Every evening, before I went to bed, I took a turn around the gardens, weather permitted. I could no longer roam the halls at night; they made me uncomfortable. I nodded and stepped into his office. I couldn't tell when he was drunk; his tolerance was built up so high now. "Lovely, as usual," I said. It was the same answer I gave every night. I sat down in the chair opposite his desk.
He nodded in response and glanced down at his desk. He quickly covered up whatever he had been looking at and then met my gaze again. "Tell me," he said with a smirk, "what could a fifteen-soon-to-be-sixteen year old young lady want for her birthday?"
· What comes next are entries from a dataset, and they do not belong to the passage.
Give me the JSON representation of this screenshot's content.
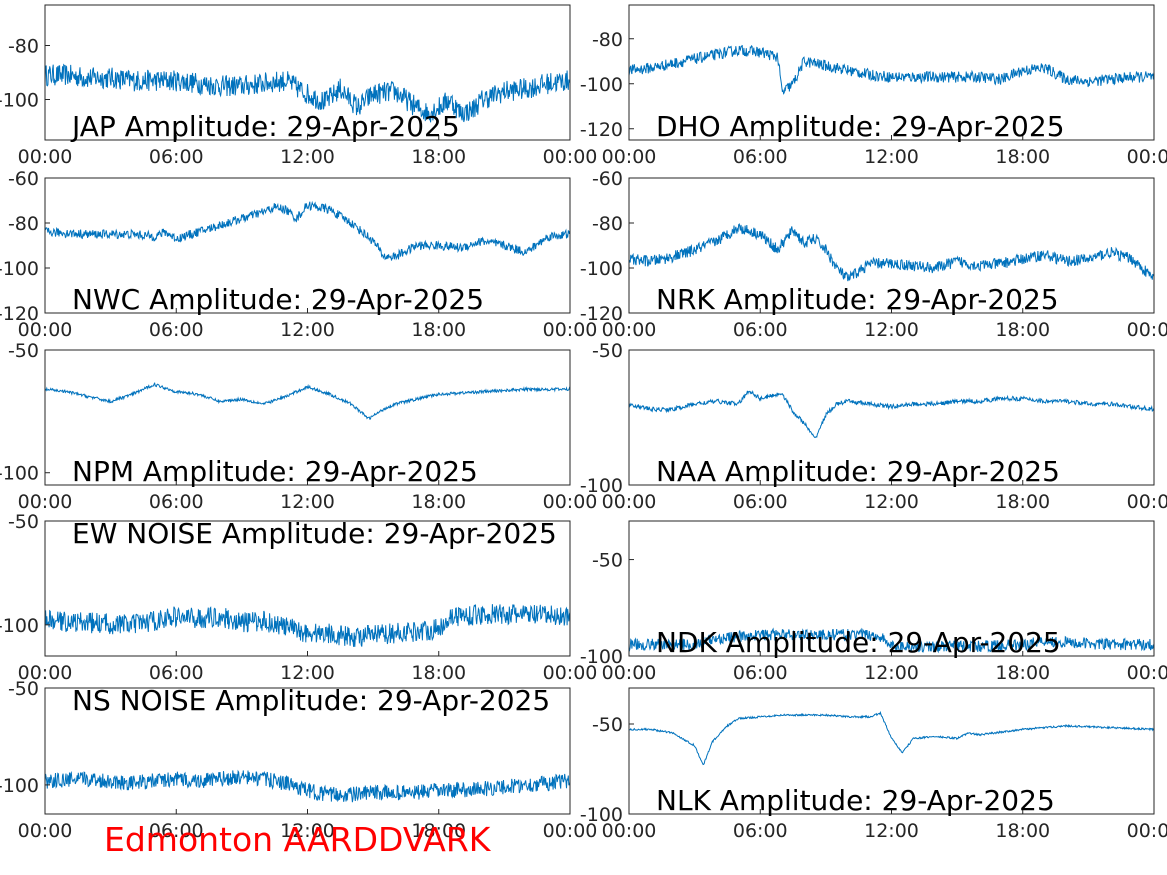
{
  "station_label": "Edmonton AARDDVARK",
  "colors": {
    "trace": "#0072bd",
    "axes": "#262626",
    "station_label": "#ff0000",
    "background": "#ffffff"
  },
  "chart_data": [
    {
      "type": "line",
      "title": "JAP Amplitude: 29-Apr-2025",
      "x_ticks": [
        "00:00",
        "06:00",
        "12:00",
        "18:00",
        "00:00"
      ],
      "y_ticks": [
        {
          "value": -80,
          "label": "-80"
        },
        {
          "value": -100,
          "label": "-100"
        }
      ],
      "ylim": [
        -115,
        -65
      ],
      "trace": {
        "x_hours": [
          0,
          1,
          2,
          3,
          4,
          5,
          6,
          7,
          8,
          9,
          10,
          11,
          12,
          12.8,
          13.5,
          14.3,
          15,
          16,
          17,
          17.5,
          18,
          18.5,
          19,
          19.5,
          20,
          21,
          22,
          23,
          24
        ],
        "y": [
          -91,
          -91,
          -92,
          -92,
          -93,
          -93,
          -93,
          -94,
          -95,
          -95,
          -94,
          -93,
          -98,
          -101,
          -96,
          -103,
          -98,
          -97,
          -103,
          -105,
          -103,
          -100,
          -105,
          -104,
          -100,
          -97,
          -96,
          -94,
          -93
        ],
        "noise": 4
      }
    },
    {
      "type": "line",
      "title": "DHO Amplitude: 29-Apr-2025",
      "x_ticks": [
        "00:00",
        "06:00",
        "12:00",
        "18:00",
        "00:00"
      ],
      "y_ticks": [
        {
          "value": -80,
          "label": "-80"
        },
        {
          "value": -100,
          "label": "-100"
        },
        {
          "value": -120,
          "label": "-120"
        }
      ],
      "ylim": [
        -125,
        -65
      ],
      "trace": {
        "x_hours": [
          0,
          1,
          2,
          3,
          4,
          5,
          6,
          6.8,
          7,
          7.5,
          8,
          9,
          10,
          11,
          12,
          13,
          14,
          15,
          16,
          17,
          17.3,
          18,
          19,
          20,
          21,
          22,
          23,
          24
        ],
        "y": [
          -94,
          -93,
          -91,
          -89,
          -87,
          -85,
          -86,
          -88,
          -104,
          -100,
          -90,
          -92,
          -94,
          -96,
          -97,
          -97,
          -97,
          -97,
          -97,
          -98,
          -97,
          -94,
          -93,
          -98,
          -99,
          -98,
          -97,
          -97
        ],
        "noise": 2.5
      }
    },
    {
      "type": "line",
      "title": "NWC Amplitude: 29-Apr-2025",
      "x_ticks": [
        "00:00",
        "06:00",
        "12:00",
        "18:00",
        "00:00"
      ],
      "y_ticks": [
        {
          "value": -60,
          "label": "-60"
        },
        {
          "value": -80,
          "label": "-80"
        },
        {
          "value": -100,
          "label": "-100"
        },
        {
          "value": -120,
          "label": "-120"
        }
      ],
      "ylim": [
        -120,
        -60
      ],
      "trace": {
        "x_hours": [
          0,
          2,
          4,
          5,
          5.5,
          6,
          7,
          8,
          9,
          10,
          10.5,
          11,
          11.5,
          12,
          13,
          14,
          15,
          15.5,
          16,
          17,
          18,
          19,
          20,
          21,
          22,
          23,
          24
        ],
        "y": [
          -84,
          -85,
          -85,
          -86,
          -84,
          -87,
          -84,
          -81,
          -78,
          -75,
          -73,
          -74,
          -78,
          -72,
          -74,
          -80,
          -88,
          -95,
          -95,
          -90,
          -90,
          -91,
          -88,
          -90,
          -93,
          -86,
          -85
        ],
        "noise": 2
      }
    },
    {
      "type": "line",
      "title": "NRK Amplitude: 29-Apr-2025",
      "x_ticks": [
        "00:00",
        "06:00",
        "12:00",
        "18:00",
        "00:00"
      ],
      "y_ticks": [
        {
          "value": -60,
          "label": "-60"
        },
        {
          "value": -80,
          "label": "-80"
        },
        {
          "value": -100,
          "label": "-100"
        },
        {
          "value": -120,
          "label": "-120"
        }
      ],
      "ylim": [
        -120,
        -60
      ],
      "trace": {
        "x_hours": [
          0,
          1,
          2,
          3,
          4,
          5,
          6,
          6.8,
          7.5,
          8,
          8.5,
          9,
          9.5,
          10,
          11,
          12,
          13,
          14,
          15,
          16,
          17,
          18,
          19,
          20,
          21,
          22,
          23,
          24
        ],
        "y": [
          -96,
          -97,
          -95,
          -92,
          -88,
          -82,
          -85,
          -92,
          -83,
          -89,
          -87,
          -92,
          -100,
          -105,
          -98,
          -98,
          -99,
          -100,
          -97,
          -99,
          -98,
          -96,
          -94,
          -97,
          -96,
          -93,
          -96,
          -105
        ],
        "noise": 2.5
      }
    },
    {
      "type": "line",
      "title": "NPM Amplitude: 29-Apr-2025",
      "x_ticks": [
        "00:00",
        "06:00",
        "12:00",
        "18:00",
        "00:00"
      ],
      "y_ticks": [
        {
          "value": -50,
          "label": "-50"
        },
        {
          "value": -100,
          "label": "-100"
        }
      ],
      "ylim": [
        -105,
        -50
      ],
      "trace": {
        "x_hours": [
          0,
          1,
          2,
          3,
          4,
          5,
          6,
          7,
          8,
          9,
          10,
          11,
          12,
          13,
          14,
          14.8,
          15.5,
          16,
          18,
          20,
          22,
          24
        ],
        "y": [
          -66,
          -67,
          -69,
          -71,
          -68,
          -64,
          -67,
          -68,
          -71,
          -70,
          -72,
          -69,
          -65,
          -68,
          -72,
          -78,
          -74,
          -72,
          -68,
          -67,
          -66,
          -66
        ],
        "noise": 0.6
      }
    },
    {
      "type": "line",
      "title": "NAA Amplitude: 29-Apr-2025",
      "x_ticks": [
        "00:00",
        "06:00",
        "12:00",
        "18:00",
        "00:00"
      ],
      "y_ticks": [
        {
          "value": -50,
          "label": "-50"
        },
        {
          "value": -100,
          "label": "-100"
        }
      ],
      "ylim": [
        -100,
        -50
      ],
      "trace": {
        "x_hours": [
          0,
          1,
          2,
          3,
          4,
          5,
          5.5,
          6,
          7,
          7.5,
          8,
          8.5,
          9,
          9.5,
          10,
          11,
          12,
          13,
          14,
          15,
          16,
          17,
          18,
          19,
          20,
          21,
          22,
          23,
          24
        ],
        "y": [
          -70,
          -72,
          -72,
          -70,
          -69,
          -70,
          -65,
          -68,
          -66,
          -73,
          -77,
          -83,
          -74,
          -70,
          -69,
          -70,
          -71,
          -70,
          -70,
          -69,
          -69,
          -68,
          -68,
          -69,
          -69,
          -70,
          -70,
          -71,
          -72
        ],
        "noise": 0.8
      }
    },
    {
      "type": "line",
      "title": "EW NOISE Amplitude: 29-Apr-2025",
      "x_ticks": [
        "00:00",
        "06:00",
        "12:00",
        "18:00",
        "00:00"
      ],
      "y_ticks": [
        {
          "value": -50,
          "label": "-50"
        },
        {
          "value": -100,
          "label": "-100"
        }
      ],
      "ylim": [
        -115,
        -50
      ],
      "trace": {
        "x_hours": [
          0,
          2,
          4,
          5,
          6,
          7,
          8,
          9,
          10,
          11,
          12,
          13,
          14,
          15,
          16,
          17,
          18,
          18.5,
          20,
          22,
          24
        ],
        "y": [
          -98,
          -99,
          -100,
          -98,
          -96,
          -97,
          -96,
          -99,
          -98,
          -101,
          -104,
          -104,
          -106,
          -105,
          -104,
          -103,
          -102,
          -96,
          -95,
          -95,
          -96
        ],
        "noise": 5
      }
    },
    {
      "type": "line",
      "title": "NDK Amplitude: 29-Apr-2025",
      "x_ticks": [
        "00:00",
        "06:00",
        "12:00",
        "18:00",
        "00:00"
      ],
      "y_ticks": [
        {
          "value": -50,
          "label": "-50"
        },
        {
          "value": -100,
          "label": "-100"
        }
      ],
      "ylim": [
        -100,
        -30
      ],
      "trace": {
        "x_hours": [
          0,
          2,
          3,
          4,
          5,
          6,
          8,
          10,
          11,
          11.5,
          12,
          14,
          16,
          18,
          19,
          20,
          22,
          24
        ],
        "y": [
          -94,
          -94,
          -94,
          -91,
          -90,
          -89,
          -89,
          -89,
          -89,
          -90,
          -95,
          -95,
          -95,
          -94,
          -92,
          -93,
          -94,
          -94
        ],
        "noise": 3
      }
    },
    {
      "type": "line",
      "title": "NS NOISE Amplitude: 29-Apr-2025",
      "x_ticks": [
        "00:00",
        "06:00",
        "12:00",
        "18:00",
        "00:00"
      ],
      "y_ticks": [
        {
          "value": -50,
          "label": "-50"
        },
        {
          "value": -100,
          "label": "-100"
        }
      ],
      "ylim": [
        -115,
        -50
      ],
      "trace": {
        "x_hours": [
          0,
          2,
          4,
          5,
          6,
          7,
          8,
          9,
          10,
          11,
          12,
          13,
          14,
          15,
          16,
          17,
          18,
          20,
          22,
          24
        ],
        "y": [
          -98,
          -97,
          -99,
          -98,
          -97,
          -98,
          -97,
          -96,
          -97,
          -99,
          -103,
          -105,
          -105,
          -104,
          -104,
          -104,
          -103,
          -102,
          -100,
          -98
        ],
        "noise": 4
      }
    },
    {
      "type": "line",
      "title": "NLK Amplitude: 29-Apr-2025",
      "x_ticks": [
        "00:00",
        "06:00",
        "12:00",
        "18:00",
        "00:00"
      ],
      "y_ticks": [
        {
          "value": -50,
          "label": "-50"
        },
        {
          "value": -100,
          "label": "-100"
        }
      ],
      "ylim": [
        -100,
        -30
      ],
      "trace": {
        "x_hours": [
          0,
          1,
          2,
          3,
          3.4,
          3.8,
          4.5,
          5,
          6,
          7,
          8,
          9,
          10,
          11,
          11.5,
          12,
          12.5,
          13,
          14,
          15,
          15.5,
          16,
          18,
          20,
          22,
          24
        ],
        "y": [
          -53,
          -53,
          -55,
          -62,
          -73,
          -60,
          -51,
          -47,
          -46,
          -45,
          -45,
          -45,
          -46,
          -46,
          -44,
          -58,
          -66,
          -58,
          -57,
          -58,
          -55,
          -56,
          -53,
          -51,
          -52,
          -53
        ],
        "noise": 0.5
      }
    }
  ]
}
I was slightly surprised. The truth was I never expected anything for my birthday anymore. My birthday was in August, on the eighth. That first year, everyone forgot my birthday. I had even forgotten it until midday, when I looked at the calendar to see the exact date. (I was counting down the days left until school began again.) I spent the day by myself, tucked away in my walk-in closet, clutching a picture of my mother. Last year would have been the same, but Andy remembered last minute and threw together a small dinner for me. Bella was gone and Daddy was in his office. Andy and I ate only a portion of the dinner and then I fell asleep in her bed, safely folded in her arms.
My father was asking me quite early about my birthday. He would probably be too drunk to remember when the day actually rolled around.
Uncomfortable with the conversation, I stood up and backed away from his desk. I stood behind the chair I had previously occupied. "Um, I'm not really sure," I said awkwardly. "Nothing really. It's fine. I have everything I want."
The truth: he couldn't give me what I wanted. I wanted him to stop drinking. I wanted Bella to stop sleeping around and practicing the Dark Arts. I wanted Andy to talk to me again and to be home. I wanted family dinners again. I wanted to attend balls like we once had. I wanted to dance with my father. I wanted to not feel so empty. I wanted to feel as though I didn't have to hide anymore. I wanted to stop feeling guilty. I wanted to stop blaming myself. I wanted to cry. I wanted holidays to be filled with joy and happiness like they used to be.
But most of all, I wanted my mother.